A Blake Griffin feature penned while the high-flying big man was still a Sooner.
With college basketball season finally tipping off, we’re running a number of previously published print features that documented a current NBA player during his NCAA come-up. Below you can read a Blake Griffin piece—originally from SLAM 122—penned while the power forward was hooping at Oklahoma, and you can find links to the other articles we’ve ran in this series at the bottom of this page.—Ed.
by Michael Bradley
Phil Martelli kept waiting for it. With each Oklahoma game he watched, the Saint Joseph’s coach searched for signs that Blake Griffin would crack. Double teams came at him from every angle. Nothing. Teammates missed shots. Not even a frown. It was obvious.

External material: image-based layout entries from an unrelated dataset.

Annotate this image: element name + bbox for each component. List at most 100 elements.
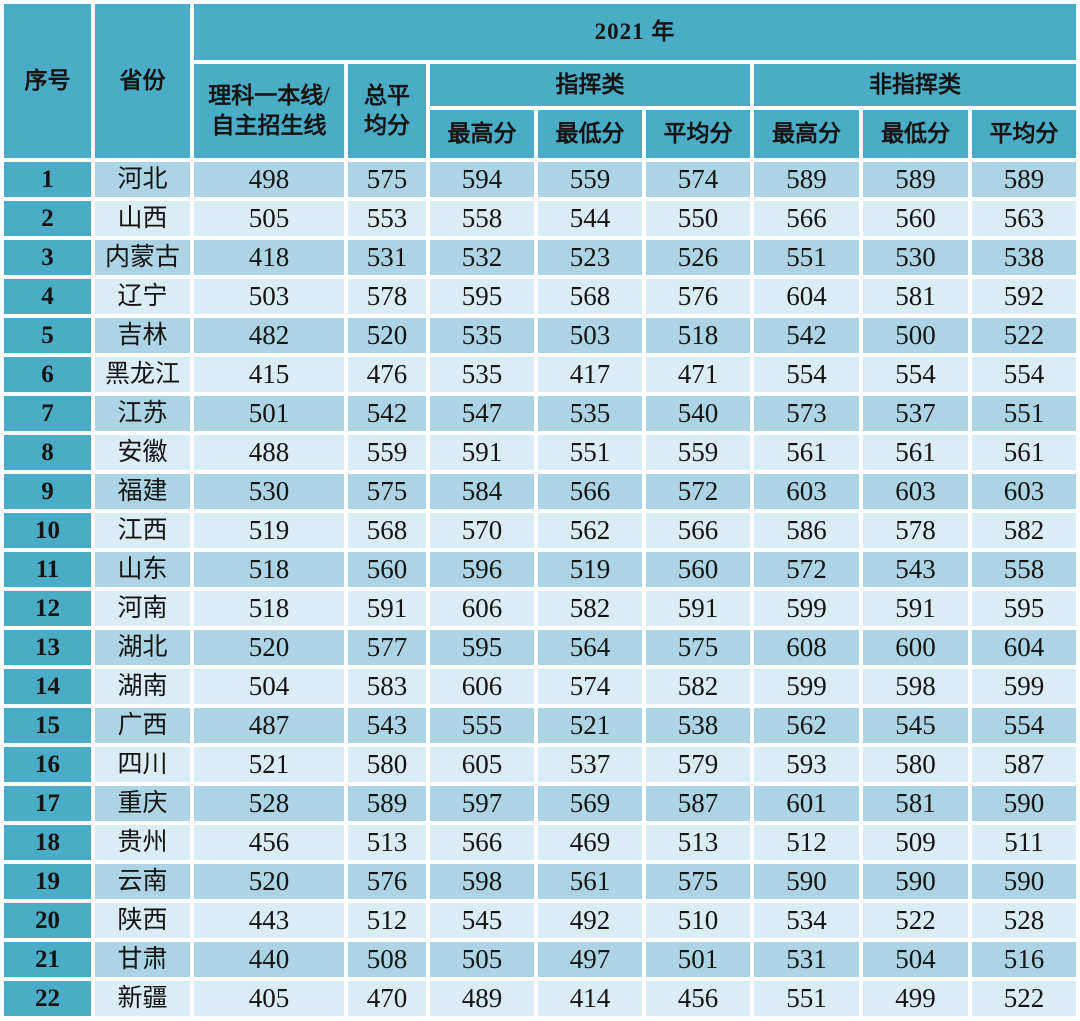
header-row-groups: 理科一本线/ 自主招生线 总平 均分 指挥类 非指挥类 bbox=[4, 64, 1076, 158]
header-total-avg: 总平 均分 bbox=[348, 64, 426, 158]
cmd-avg-cell: 576 bbox=[646, 279, 750, 314]
cmd-low-cell: 469 bbox=[538, 825, 642, 860]
cmd-high-cell: 606 bbox=[430, 669, 534, 704]
cmd-low-cell: 503 bbox=[538, 318, 642, 353]
cmd-high-cell: 606 bbox=[430, 591, 534, 626]
province-cell: 山西 bbox=[95, 201, 190, 236]
noncmd-avg-cell: 522 bbox=[972, 981, 1076, 1016]
noncmd-low-cell: 581 bbox=[863, 786, 968, 821]
province-cell: 陕西 bbox=[95, 903, 190, 938]
noncmd-avg-cell: 595 bbox=[972, 591, 1076, 626]
noncmd-high-cell: 599 bbox=[754, 591, 859, 626]
row-number-cell: 20 bbox=[4, 903, 91, 938]
header-line: 理科一本线/ 自主招生线 bbox=[194, 64, 344, 158]
province-cell: 重庆 bbox=[95, 786, 190, 821]
province-cell: 山东 bbox=[95, 552, 190, 587]
line-score-cell: 443 bbox=[194, 903, 344, 938]
header-cmd-high: 最高分 bbox=[430, 110, 534, 158]
total-avg-cell: 512 bbox=[348, 903, 426, 938]
table-row: 9 福建 530 575 584 566 572 603 603 603 bbox=[4, 474, 1076, 509]
line-score-cell: 520 bbox=[194, 864, 344, 899]
noncmd-avg-cell: 590 bbox=[972, 864, 1076, 899]
row-number-cell: 3 bbox=[4, 240, 91, 275]
header-cmd-group: 指挥类 bbox=[430, 64, 750, 106]
total-avg-cell: 553 bbox=[348, 201, 426, 236]
cmd-high-cell: 591 bbox=[430, 435, 534, 470]
line-score-cell: 456 bbox=[194, 825, 344, 860]
table-row: 7 江苏 501 542 547 535 540 573 537 551 bbox=[4, 396, 1076, 431]
cmd-avg-cell: 510 bbox=[646, 903, 750, 938]
cmd-high-cell: 594 bbox=[430, 162, 534, 197]
total-avg-cell: 589 bbox=[348, 786, 426, 821]
province-cell: 广西 bbox=[95, 708, 190, 743]
noncmd-low-cell: 561 bbox=[863, 435, 968, 470]
province-cell: 湖南 bbox=[95, 669, 190, 704]
row-number-cell: 21 bbox=[4, 942, 91, 977]
table-row: 1 河北 498 575 594 559 574 589 589 589 bbox=[4, 162, 1076, 197]
line-score-cell: 418 bbox=[194, 240, 344, 275]
cmd-high-cell: 505 bbox=[430, 942, 534, 977]
total-avg-cell: 575 bbox=[348, 474, 426, 509]
noncmd-low-cell: 600 bbox=[863, 630, 968, 665]
cmd-high-cell: 570 bbox=[430, 513, 534, 548]
cmd-avg-cell: 582 bbox=[646, 669, 750, 704]
province-cell: 新疆 bbox=[95, 981, 190, 1016]
row-number-cell: 6 bbox=[4, 357, 91, 392]
table-row: 12 河南 518 591 606 582 591 599 591 595 bbox=[4, 591, 1076, 626]
noncmd-low-cell: 504 bbox=[863, 942, 968, 977]
header-noncmd-avg: 平均分 bbox=[972, 110, 1076, 158]
total-avg-cell: 580 bbox=[348, 747, 426, 782]
cmd-avg-cell: 513 bbox=[646, 825, 750, 860]
total-avg-cell: 575 bbox=[348, 162, 426, 197]
cmd-low-cell: 582 bbox=[538, 591, 642, 626]
cmd-low-cell: 414 bbox=[538, 981, 642, 1016]
line-score-cell: 505 bbox=[194, 201, 344, 236]
cmd-avg-cell: 540 bbox=[646, 396, 750, 431]
noncmd-high-cell: 572 bbox=[754, 552, 859, 587]
cmd-high-cell: 566 bbox=[430, 825, 534, 860]
total-avg-cell: 531 bbox=[348, 240, 426, 275]
line-score-cell: 501 bbox=[194, 396, 344, 431]
total-avg-cell: 513 bbox=[348, 825, 426, 860]
total-avg-cell: 508 bbox=[348, 942, 426, 977]
table-body: 1 河北 498 575 594 559 574 589 589 589 2 山… bbox=[4, 162, 1076, 1016]
row-number-cell: 7 bbox=[4, 396, 91, 431]
noncmd-avg-cell: 522 bbox=[972, 318, 1076, 353]
cmd-avg-cell: 575 bbox=[646, 630, 750, 665]
line-score-cell: 503 bbox=[194, 279, 344, 314]
noncmd-high-cell: 562 bbox=[754, 708, 859, 743]
table-row: 21 甘肃 440 508 505 497 501 531 504 516 bbox=[4, 942, 1076, 977]
cmd-low-cell: 551 bbox=[538, 435, 642, 470]
row-number-cell: 10 bbox=[4, 513, 91, 548]
header-cmd-avg: 平均分 bbox=[646, 110, 750, 158]
total-avg-cell: 583 bbox=[348, 669, 426, 704]
line-score-cell: 530 bbox=[194, 474, 344, 509]
noncmd-avg-cell: 516 bbox=[972, 942, 1076, 977]
noncmd-low-cell: 603 bbox=[863, 474, 968, 509]
noncmd-low-cell: 500 bbox=[863, 318, 968, 353]
cmd-avg-cell: 574 bbox=[646, 162, 750, 197]
cmd-high-cell: 558 bbox=[430, 201, 534, 236]
noncmd-high-cell: 573 bbox=[754, 396, 859, 431]
total-avg-cell: 591 bbox=[348, 591, 426, 626]
total-avg-cell: 576 bbox=[348, 864, 426, 899]
noncmd-high-cell: 601 bbox=[754, 786, 859, 821]
row-number-cell: 22 bbox=[4, 981, 91, 1016]
province-cell: 黑龙江 bbox=[95, 357, 190, 392]
noncmd-avg-cell: 604 bbox=[972, 630, 1076, 665]
line-score-cell: 518 bbox=[194, 552, 344, 587]
row-number-cell: 1 bbox=[4, 162, 91, 197]
noncmd-low-cell: 554 bbox=[863, 357, 968, 392]
cmd-low-cell: 566 bbox=[538, 474, 642, 509]
line-score-cell: 487 bbox=[194, 708, 344, 743]
noncmd-avg-cell: 563 bbox=[972, 201, 1076, 236]
header-noncmd-group: 非指挥类 bbox=[754, 64, 1076, 106]
province-cell: 安徽 bbox=[95, 435, 190, 470]
province-cell: 辽宁 bbox=[95, 279, 190, 314]
cmd-high-cell: 535 bbox=[430, 357, 534, 392]
row-number-cell: 19 bbox=[4, 864, 91, 899]
line-score-cell: 488 bbox=[194, 435, 344, 470]
noncmd-high-cell: 561 bbox=[754, 435, 859, 470]
noncmd-high-cell: 566 bbox=[754, 201, 859, 236]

The guy is just different.
About five minutes after enrolling at OU, Griffin was already the most recognizable name in the program. As Martelli tried to figure out a way to stop the Sooners and their star freshman before their first-round NCAA match (Martelli couldn’t: OU won, 72-64), he wondered, Where was the attitude? Martelli knows what can happen when big names mingle with the little people. Hell, he knows little people who think they’re big.
“I saw nothing,” Martelli says. “Not even frustration for his teammates or from his teammates to him for getting a lot of attention. I don’t care who a player is; he’s going to show frustration in that situation. I didn’t see any of it.”

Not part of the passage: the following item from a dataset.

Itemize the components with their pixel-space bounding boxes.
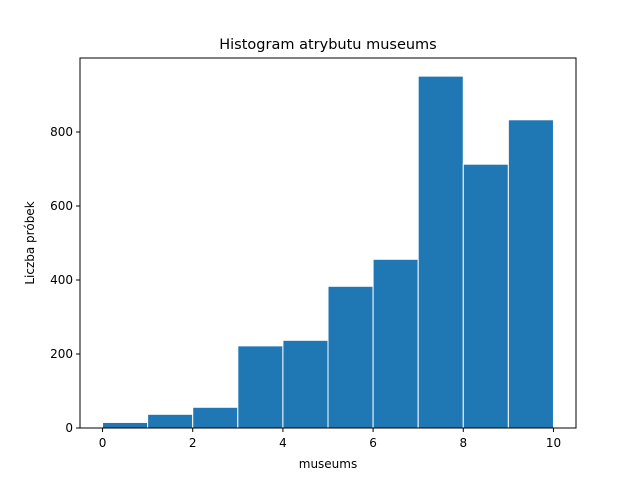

Since Griffin’s big brother, Taylor, was also on the team, Griffin had to remain humble or risk getting beaten up. And since he wasn’t one of those monstrous AAU creations dripping with gear, he tried to keep his entrance to the team as low profile as possible. “I’m not big into trying to come in and take over,” says Griffin, and you believe it.
You believe it because he’ll spend part of his second year in Norman actually learning how to live the superstar life, the better to be ready for the NBA. Griffin shocked some by coming back in the first place, since he was in everyone’s mock top 10. Now he’s getting used to being the face of OU’s squad, “Blake Griffin and the Sooners.” He’ll need to deal with the media. The fans. More double teams. But how? Maybe Sooners coach Jeff Capel can assign a posse to him. Or he can get the OU music department to help Griffin cut a rap album. Anything to get this guy ready for what’s next. The basketball part of all this is well under way, with the mid-range jumper being Griffin’s current focus. “I’ve probably made 500 shots a day this summer,” Griffin says.

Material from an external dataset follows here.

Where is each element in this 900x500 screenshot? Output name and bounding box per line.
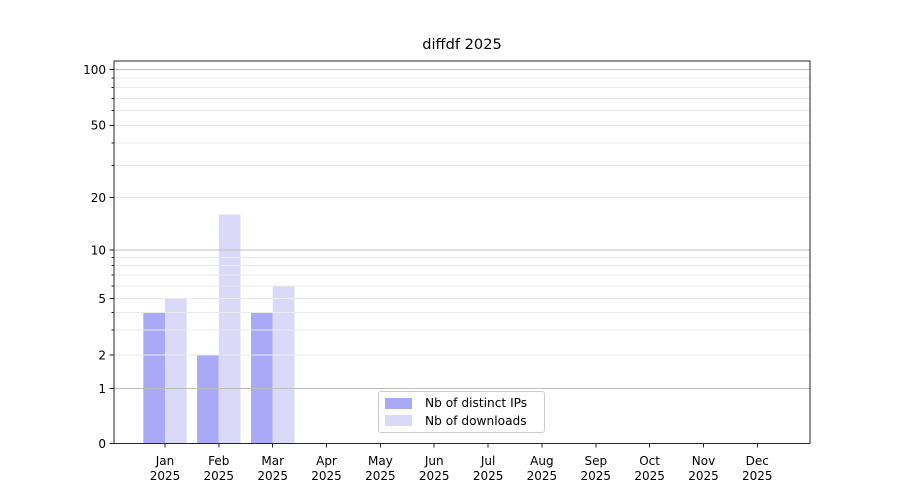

Griffin is working hard, as always. He was born into a close family in Oklahoma City before playing high school ball for his father at Oklahoma Christian in nearby Edmond, and a big reason he chose OU over UConn, Duke, Florida or anywhere else was that Taylor was already there. “I can’t explain how much he’s helped me,” says Blake. “I have someone I can talk to and will shoot straight with me.”
Give Taylor credit for not spending the ’07-08 season giving little bro atomic wedgies or constant dead-arms, since Blake quickly became the focal point of the Sooner team while Taylor came off the bench. Back in the day, the brothers used to wage UFC title bouts disguised as hoop games on the driveway. Now, Blake relies on Taylor’s counsel, and his decision to return gave him the chance to hang with his brother for one more year. “[Taylor] went off after my sophomore year in high school, and I was by myself my junior and senior years,” Blake says. “It’s good to be back together.”
On the court, the 6-10, 243-pound power forward has a lot more cooking. He’s a great rebounder (9.1 rpg last season), thanks to his powerful frame and quick leaping ability. He finishes relentlessly around the basket (14.7 ppg on 57 percent shooting from the field) and is improving his total offensive game daily. “He has understanding beyond his years and a skill set that’s so advanced,” Martelli says. All of that makes him a strong candidate to be the No. 1 pick in ’09. “That’s another thing to motivate me to work harder,” Griffin says. “That’s every basketball player’s dream.”
Should that happen, or even if Griffin is picked “only” in the top five, he’ll be expected to make a quick impact, and under a lot more pressure than he gets at Oklahoma. Is he ready for his close-up? “I’m not used to it, but at the same time, I’m willing to do it,” he says. Doesn’t exactly sound like someone eager to be out in front, does it? But Capel offers some hope. On the court, Griffin’s all business. Off it? “He’s a clown,” the coach says. A what? “He’s a big kid.”
Turns out Griffin goofs on everyone and can imitate all sorts of people. “Mostly friends and assistant coaches,” Griffin says. And what about Capel? Can Griffin mimic the coach? He laughs. “Yeah, but not around him,” he says.
He’d probably give it a try, but big-timing coaches or anyone else is not Blake Griffin’s style.